Why did we create OpenPaths? We inhabit a world where data are being collected about us on a massive scale. These data are being stored, analyzed and monetized primarily by corporations; there is limited agency for the people whom the data actually represent. We believe that people who generate data through their own day-to-day activities should have a right to keep a copy of that data. When people have access to their personal data in a useful format all kinds of new things become possible. We can become better consumers: for example, we can know whether a monthly rail pass makes sense for us, or which data-plan would be most economical for our smartphone usage. More importantly, when our personal data is readily accessible and under our control we can become active collaborators in the quest for solutions to important social problems in areas such as public health, genetics or urban planning.

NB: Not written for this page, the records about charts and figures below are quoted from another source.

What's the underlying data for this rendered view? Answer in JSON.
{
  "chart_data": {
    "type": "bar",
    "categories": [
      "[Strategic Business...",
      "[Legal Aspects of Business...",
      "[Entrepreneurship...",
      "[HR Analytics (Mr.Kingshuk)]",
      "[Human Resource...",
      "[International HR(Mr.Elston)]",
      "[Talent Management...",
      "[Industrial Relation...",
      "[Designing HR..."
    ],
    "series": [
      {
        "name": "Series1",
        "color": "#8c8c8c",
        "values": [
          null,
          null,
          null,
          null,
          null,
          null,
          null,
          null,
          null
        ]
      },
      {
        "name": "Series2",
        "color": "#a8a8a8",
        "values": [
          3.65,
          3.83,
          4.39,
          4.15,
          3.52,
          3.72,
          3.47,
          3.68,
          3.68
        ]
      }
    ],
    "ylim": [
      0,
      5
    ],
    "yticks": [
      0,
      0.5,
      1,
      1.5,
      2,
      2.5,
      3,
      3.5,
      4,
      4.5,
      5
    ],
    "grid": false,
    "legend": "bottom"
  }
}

At the most basic level we hope that people who choose to use OpenPaths will use the visualization tools on this site to derive some personal insight, and that they'll find the process of exploring their personal data enjoyable and fun. That's the personal use part. Beyond that, our goal is to provide a platform for researchers, artists, and technologists to propose projects for the use of this data. These proposals are directed to the individual data owners who can then choose to make their data available — or not. The governing philosophy is that citizens should grow to recognize the importance of the data that we generate in our daily lives. And while large organizations may rightly maintain a copy of our data for business purposes, we should be allowed to maintain a copy for own use as well.

OpenPaths is a community project initiated by the Research and Development Lab at the New York Times Company. In Fall 2016, management of OpenPaths was transferred to researchers at UC San Diego and became a part of the Health Data Exploration Project, a project funded by the Robert Wood Johnson Foundation.